Noble Street flats in Newcastle's West End under demolition, August 1978 (Mirrorpix)

The report pointed out that many of the flats were now deserted, boarded-up, and easy-prey for vandals. People were scared to go out alone at night for fear of gangs, and packs of dogs roamed the estate. Vandalism was rife and people would break into buildings to steal scrap metal.

There were few lights in the tenement corridors and stairwells, and there were no gardens for children to play in. Public phone boxes (in a time long before ubiquitous mobiles and landlines) had all been destroyed by vandals so people couldn't ring the police, thereby creating an "island effect".

One resident told us: "The flats were nice but they started to go downhill in the mid 1960s. Some of the people here were great, but when they started putting problem families in, things really got worse."

The Elswick housing estate, which sat off Scotswood Road, had been built between 1956 and 1958 at a cut-price £500,000 on the site of recently-demolished Victorian-era slum housing.

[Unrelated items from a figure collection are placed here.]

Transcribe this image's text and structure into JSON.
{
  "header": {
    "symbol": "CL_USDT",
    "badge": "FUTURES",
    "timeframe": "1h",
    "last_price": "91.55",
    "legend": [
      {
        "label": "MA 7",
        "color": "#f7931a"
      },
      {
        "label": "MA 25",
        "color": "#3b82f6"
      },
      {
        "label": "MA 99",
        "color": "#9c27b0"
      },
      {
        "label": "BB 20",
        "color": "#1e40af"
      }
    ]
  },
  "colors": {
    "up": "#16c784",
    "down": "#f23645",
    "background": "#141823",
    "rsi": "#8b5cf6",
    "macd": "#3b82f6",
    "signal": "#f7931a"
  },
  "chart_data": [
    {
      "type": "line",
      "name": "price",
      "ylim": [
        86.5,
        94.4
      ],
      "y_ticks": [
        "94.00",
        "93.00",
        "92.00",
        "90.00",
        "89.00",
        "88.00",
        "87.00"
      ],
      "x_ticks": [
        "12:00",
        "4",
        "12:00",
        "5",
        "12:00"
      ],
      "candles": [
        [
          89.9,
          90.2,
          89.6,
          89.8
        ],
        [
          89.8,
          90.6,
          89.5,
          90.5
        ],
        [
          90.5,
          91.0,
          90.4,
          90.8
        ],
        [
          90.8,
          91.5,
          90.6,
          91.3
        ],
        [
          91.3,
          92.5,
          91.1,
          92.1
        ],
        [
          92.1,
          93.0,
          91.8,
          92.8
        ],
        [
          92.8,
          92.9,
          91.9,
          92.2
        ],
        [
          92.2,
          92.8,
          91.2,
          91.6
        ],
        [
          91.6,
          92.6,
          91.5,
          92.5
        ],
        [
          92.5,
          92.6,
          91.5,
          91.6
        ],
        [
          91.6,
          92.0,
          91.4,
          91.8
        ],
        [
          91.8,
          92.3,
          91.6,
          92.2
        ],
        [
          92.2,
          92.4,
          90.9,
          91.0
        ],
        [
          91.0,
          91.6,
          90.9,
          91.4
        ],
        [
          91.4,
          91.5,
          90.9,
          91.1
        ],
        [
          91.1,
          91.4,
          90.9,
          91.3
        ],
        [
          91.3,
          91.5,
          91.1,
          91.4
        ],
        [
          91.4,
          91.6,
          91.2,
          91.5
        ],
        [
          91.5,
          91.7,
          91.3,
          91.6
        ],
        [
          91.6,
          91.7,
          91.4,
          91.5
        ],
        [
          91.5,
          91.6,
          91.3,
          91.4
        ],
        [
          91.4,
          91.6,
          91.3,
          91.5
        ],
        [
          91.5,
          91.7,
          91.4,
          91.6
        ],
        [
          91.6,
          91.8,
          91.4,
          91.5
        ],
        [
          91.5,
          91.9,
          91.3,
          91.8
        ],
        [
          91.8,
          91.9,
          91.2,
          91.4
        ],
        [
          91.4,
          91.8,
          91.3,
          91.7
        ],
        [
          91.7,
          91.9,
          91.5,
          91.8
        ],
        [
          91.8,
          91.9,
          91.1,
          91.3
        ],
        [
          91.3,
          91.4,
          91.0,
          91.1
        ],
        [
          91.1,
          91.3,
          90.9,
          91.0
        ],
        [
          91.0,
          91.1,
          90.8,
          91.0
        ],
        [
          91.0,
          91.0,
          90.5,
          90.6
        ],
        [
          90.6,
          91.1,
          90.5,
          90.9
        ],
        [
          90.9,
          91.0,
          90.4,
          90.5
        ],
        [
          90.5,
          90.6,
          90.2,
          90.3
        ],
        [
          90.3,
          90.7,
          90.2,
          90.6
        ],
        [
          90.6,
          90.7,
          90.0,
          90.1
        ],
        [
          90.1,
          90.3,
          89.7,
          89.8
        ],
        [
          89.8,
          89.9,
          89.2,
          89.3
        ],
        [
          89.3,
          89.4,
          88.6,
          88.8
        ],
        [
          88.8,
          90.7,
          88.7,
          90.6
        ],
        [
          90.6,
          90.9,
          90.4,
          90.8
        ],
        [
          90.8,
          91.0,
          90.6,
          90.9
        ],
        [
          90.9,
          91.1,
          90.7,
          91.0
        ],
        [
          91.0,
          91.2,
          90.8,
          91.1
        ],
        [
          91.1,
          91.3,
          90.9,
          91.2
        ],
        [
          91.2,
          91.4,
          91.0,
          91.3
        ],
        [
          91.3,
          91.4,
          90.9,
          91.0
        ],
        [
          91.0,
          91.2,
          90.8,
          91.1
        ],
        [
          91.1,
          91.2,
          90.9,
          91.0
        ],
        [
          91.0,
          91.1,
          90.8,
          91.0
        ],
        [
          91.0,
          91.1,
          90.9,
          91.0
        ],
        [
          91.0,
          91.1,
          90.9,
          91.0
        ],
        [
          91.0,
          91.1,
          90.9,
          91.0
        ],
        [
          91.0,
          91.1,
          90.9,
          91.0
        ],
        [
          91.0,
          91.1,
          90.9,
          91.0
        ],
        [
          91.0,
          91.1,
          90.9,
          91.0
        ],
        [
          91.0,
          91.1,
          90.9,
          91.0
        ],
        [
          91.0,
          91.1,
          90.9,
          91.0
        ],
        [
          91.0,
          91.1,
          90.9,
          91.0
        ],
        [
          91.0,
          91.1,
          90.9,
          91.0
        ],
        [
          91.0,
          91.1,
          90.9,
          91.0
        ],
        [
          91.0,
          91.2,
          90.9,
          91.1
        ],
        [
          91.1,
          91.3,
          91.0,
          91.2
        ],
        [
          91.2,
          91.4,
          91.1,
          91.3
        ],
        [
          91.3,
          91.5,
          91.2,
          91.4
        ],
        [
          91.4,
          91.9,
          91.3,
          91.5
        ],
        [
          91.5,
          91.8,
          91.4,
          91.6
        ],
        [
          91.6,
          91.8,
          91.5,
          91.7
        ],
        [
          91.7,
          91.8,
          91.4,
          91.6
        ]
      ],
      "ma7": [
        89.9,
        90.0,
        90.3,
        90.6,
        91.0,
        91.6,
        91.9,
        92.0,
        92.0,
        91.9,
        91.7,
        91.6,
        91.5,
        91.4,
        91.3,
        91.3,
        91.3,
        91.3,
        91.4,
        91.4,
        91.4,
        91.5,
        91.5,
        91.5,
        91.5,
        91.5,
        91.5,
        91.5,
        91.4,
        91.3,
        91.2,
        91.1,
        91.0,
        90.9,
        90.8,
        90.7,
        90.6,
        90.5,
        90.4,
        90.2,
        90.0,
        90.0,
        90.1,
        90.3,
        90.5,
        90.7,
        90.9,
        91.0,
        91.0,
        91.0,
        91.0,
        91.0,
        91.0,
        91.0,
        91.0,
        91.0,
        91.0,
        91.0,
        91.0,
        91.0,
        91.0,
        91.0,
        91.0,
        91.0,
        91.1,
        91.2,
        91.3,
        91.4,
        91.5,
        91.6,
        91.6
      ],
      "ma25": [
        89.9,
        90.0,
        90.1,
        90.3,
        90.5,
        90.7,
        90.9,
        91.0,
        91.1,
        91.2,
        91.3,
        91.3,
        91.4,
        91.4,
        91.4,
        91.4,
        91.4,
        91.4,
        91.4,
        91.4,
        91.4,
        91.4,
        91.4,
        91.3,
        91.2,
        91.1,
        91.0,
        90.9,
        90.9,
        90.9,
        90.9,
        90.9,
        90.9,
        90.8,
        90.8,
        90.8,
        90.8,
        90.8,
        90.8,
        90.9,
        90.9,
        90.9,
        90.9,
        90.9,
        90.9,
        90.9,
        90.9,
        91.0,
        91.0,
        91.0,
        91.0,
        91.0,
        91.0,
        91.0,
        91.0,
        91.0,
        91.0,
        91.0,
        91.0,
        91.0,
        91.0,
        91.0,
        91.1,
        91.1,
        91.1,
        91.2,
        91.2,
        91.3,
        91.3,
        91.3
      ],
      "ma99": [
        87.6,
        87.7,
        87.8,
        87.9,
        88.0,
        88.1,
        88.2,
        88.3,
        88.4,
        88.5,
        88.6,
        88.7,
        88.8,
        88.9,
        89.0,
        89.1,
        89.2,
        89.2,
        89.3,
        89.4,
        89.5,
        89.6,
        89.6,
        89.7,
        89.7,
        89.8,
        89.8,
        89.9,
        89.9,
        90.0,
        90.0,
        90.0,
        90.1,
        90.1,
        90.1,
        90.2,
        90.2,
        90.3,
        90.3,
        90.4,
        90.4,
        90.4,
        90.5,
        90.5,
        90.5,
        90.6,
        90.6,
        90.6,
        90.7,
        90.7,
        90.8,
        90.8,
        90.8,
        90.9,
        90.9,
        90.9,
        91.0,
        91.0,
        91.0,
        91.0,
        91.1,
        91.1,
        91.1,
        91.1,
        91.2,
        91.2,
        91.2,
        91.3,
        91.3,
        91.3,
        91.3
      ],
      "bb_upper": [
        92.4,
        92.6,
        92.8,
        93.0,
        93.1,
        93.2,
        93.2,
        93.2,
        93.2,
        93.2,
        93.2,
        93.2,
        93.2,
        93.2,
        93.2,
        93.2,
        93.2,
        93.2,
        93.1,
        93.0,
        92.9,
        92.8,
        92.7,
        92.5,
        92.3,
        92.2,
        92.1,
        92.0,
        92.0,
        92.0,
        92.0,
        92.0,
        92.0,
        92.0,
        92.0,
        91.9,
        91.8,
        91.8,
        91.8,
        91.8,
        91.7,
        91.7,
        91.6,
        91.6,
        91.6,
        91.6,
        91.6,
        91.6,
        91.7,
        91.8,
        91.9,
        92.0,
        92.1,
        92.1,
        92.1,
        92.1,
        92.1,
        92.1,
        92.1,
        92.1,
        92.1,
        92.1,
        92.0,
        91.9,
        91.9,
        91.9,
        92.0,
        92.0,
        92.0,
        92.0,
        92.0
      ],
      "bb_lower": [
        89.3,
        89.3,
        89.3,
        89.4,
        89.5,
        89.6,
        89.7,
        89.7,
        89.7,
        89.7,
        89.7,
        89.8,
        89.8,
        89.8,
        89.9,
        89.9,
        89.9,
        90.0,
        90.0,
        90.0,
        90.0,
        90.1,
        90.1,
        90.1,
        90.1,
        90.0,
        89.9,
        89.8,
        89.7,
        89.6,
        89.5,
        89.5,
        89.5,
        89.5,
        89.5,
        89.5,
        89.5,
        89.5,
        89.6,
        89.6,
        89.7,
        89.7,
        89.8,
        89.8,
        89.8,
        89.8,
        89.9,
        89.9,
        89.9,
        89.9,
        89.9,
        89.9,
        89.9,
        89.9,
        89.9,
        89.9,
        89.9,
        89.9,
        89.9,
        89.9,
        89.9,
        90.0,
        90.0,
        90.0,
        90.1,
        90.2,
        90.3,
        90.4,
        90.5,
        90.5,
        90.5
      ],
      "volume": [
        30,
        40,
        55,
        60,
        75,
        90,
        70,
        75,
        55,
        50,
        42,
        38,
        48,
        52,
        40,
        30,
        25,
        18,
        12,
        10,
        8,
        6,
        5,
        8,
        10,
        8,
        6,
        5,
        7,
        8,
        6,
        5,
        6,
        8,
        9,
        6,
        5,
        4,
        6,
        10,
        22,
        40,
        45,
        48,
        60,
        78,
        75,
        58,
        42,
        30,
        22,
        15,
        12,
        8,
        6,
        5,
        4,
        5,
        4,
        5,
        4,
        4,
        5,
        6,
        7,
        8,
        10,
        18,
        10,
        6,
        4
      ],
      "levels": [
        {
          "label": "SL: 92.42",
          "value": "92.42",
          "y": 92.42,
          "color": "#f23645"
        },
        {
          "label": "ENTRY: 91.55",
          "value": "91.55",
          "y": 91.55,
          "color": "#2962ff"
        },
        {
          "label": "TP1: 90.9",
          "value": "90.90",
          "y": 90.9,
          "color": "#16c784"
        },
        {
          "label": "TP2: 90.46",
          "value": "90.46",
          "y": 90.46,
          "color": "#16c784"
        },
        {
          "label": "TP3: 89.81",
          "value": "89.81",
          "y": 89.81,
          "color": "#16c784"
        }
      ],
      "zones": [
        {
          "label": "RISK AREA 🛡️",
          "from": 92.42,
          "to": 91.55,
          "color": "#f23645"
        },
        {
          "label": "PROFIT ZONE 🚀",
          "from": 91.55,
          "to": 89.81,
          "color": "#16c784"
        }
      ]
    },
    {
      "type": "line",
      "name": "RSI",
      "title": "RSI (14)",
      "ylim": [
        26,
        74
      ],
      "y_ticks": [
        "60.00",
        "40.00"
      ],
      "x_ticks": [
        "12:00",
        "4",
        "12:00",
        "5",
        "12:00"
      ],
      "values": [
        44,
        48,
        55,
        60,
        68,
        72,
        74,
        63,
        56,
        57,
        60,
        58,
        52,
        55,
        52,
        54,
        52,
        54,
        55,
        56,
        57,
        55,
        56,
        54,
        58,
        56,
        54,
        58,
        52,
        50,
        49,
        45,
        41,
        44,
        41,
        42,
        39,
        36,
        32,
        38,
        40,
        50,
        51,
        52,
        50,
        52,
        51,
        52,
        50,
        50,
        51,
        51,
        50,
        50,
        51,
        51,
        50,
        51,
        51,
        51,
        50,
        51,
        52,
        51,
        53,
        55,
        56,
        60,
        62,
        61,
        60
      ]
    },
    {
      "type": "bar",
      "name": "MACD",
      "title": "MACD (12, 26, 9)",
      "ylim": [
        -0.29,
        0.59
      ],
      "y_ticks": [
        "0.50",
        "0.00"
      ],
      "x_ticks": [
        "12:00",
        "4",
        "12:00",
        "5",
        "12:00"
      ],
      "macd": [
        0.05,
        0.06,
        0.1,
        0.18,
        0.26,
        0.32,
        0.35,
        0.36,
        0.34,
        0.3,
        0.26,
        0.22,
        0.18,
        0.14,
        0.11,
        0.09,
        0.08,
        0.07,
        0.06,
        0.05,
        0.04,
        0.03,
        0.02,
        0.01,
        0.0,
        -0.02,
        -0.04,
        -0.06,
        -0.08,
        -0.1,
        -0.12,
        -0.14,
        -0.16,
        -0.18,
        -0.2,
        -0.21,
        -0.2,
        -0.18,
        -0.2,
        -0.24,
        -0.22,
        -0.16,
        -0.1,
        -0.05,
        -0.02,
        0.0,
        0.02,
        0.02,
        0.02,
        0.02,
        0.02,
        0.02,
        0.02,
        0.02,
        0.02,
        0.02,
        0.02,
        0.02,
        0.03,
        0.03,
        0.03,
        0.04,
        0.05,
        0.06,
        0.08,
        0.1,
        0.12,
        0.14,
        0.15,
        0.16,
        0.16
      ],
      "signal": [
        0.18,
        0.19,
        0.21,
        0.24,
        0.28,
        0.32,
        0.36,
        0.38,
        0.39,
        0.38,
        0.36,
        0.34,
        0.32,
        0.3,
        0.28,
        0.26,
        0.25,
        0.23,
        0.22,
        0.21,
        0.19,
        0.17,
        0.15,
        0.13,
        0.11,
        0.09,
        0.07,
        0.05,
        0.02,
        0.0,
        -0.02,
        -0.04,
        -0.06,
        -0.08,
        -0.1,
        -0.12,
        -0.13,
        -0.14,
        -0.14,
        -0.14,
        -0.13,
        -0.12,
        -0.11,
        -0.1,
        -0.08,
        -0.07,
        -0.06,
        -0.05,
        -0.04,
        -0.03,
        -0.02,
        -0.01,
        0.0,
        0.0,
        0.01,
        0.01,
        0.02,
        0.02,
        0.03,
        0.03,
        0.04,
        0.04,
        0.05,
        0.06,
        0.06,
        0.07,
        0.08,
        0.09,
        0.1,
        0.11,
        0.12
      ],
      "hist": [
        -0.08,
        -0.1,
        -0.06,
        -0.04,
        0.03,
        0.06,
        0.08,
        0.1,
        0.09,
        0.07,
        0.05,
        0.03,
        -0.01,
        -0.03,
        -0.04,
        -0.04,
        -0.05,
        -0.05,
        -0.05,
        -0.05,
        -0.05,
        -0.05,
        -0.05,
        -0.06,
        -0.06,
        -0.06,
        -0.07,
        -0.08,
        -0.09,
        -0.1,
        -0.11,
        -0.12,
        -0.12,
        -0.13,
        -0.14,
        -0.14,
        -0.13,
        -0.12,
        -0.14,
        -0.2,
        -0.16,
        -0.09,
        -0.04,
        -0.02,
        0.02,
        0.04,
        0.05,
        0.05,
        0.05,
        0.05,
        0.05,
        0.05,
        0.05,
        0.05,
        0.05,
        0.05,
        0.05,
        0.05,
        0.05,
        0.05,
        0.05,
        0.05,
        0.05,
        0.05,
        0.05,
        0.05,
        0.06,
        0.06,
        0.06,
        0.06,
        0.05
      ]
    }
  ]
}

The basic five-storey tenement blocks incorporating flats and maisonettes would accommodate 500 families. This type of functional, concrete, urban landscape would become a common sight in the inner cities and towns of post-war Britain.

Often cheaply built, and with people forced to live on top of each other amid darkened warrens of stairwells and alleyways, the tenement estates would generally not be a success.

In 1964, there were reports of old folk on the Noble Street estate frightened to leave their homes because of the large number of burglaries, some in daylight. One 73-year-old had been burgled three times in as many weeks.

In 1971, it was being described as “the worst post war estate in Britain and probably in Europe” with “a large number of problem families on the estate”, “a high degree of unemployment”, “undesirable housing”, and with “people on Noble Street feel a great stigma”.

And by the mid 1970s, local councillors were desperately urging the council to commit to rehousing all 1,500 residents within three years. In the event, it wasn’t until 1978 that run-down Noble Street flats would be demolished. The estate had lasted little more than two decades.

Interestingly years after the people had moved out and the flats had come down, the Chronicle received letters from former residents in support of life in Noble Street. One told us: “I was brought up there, and they were the best days of my life," while another declared: “I know that most people will say you never forget your childhood, but living in Noble Street in the 1970s was magic."